In deze zaak heeft de Raad van State op 27 december 2006 uitspraak gedaan over een beroep tegen een besluit van het college van burgemeester en wethouders van Achtkarspelen. Dit besluit, genomen op 25 september 2006, verleende een revisievergunning voor een vleeskuikenhouderij, akkerbouwbedrijf en maïshandel, alsook voor een mestvergassingsinstallatie op een perceel in de gemeente Achtkarspelen. Het besluit werd op 27 september 2006 ter inzage gelegd. Appellant heeft op 4 november 2006 beroep ingesteld tegen dit besluit, waarbij hij tevens verzocht om een voorlopige voorziening. De zaak werd behandeld op 6 december 2006, waar zowel appellant als de vertegenwoordiger van de gemeente aanwezig waren. De vergunninghouder was vertegenwoordigd door mr. A.J. Spoelstra.

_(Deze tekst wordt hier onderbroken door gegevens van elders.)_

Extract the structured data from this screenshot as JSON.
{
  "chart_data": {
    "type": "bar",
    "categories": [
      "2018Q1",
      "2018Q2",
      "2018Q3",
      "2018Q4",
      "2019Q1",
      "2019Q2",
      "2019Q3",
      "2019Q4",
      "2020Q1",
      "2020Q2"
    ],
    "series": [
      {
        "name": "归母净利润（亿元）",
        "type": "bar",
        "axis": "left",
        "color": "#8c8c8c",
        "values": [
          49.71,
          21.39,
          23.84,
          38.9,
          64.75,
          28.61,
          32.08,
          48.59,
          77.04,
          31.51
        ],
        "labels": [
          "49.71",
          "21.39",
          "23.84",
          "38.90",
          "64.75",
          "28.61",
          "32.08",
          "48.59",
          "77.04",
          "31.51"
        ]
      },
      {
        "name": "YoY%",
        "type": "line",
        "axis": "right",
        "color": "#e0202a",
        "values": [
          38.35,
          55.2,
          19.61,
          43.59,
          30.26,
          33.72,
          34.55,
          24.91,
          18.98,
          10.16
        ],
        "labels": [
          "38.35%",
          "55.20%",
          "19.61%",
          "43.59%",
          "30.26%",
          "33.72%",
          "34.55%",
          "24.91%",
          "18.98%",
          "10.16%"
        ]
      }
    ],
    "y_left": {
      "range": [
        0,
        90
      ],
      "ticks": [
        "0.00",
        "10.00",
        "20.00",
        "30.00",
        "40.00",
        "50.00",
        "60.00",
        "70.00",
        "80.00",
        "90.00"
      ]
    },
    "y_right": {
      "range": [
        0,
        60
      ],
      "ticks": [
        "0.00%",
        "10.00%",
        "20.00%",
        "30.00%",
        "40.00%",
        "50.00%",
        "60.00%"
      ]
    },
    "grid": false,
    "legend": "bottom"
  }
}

De Voorzitter van de Afdeling bestuursrechtspraak heeft in zijn overwegingen vastgesteld dat nader onderzoek niet nodig was voor de beoordeling van de zaak. Tevens werd ingegaan op artikel 6:13 van de Algemene wet bestuursrecht, dat bepaalt dat een belanghebbende geen beroep kan instellen als hij geen zienswijzen heeft ingediend. Appellant had geen zienswijzen ingediend met betrekking tot stank- en muggenoverlast, waardoor het beroep op deze punten niet-ontvankelijk werd verklaard. De Voorzitter concludeerde dat het beroep, voor zover ontvankelijk, ongegrond was. Er werd geen aanleiding gezien voor een proceskostenveroordeling.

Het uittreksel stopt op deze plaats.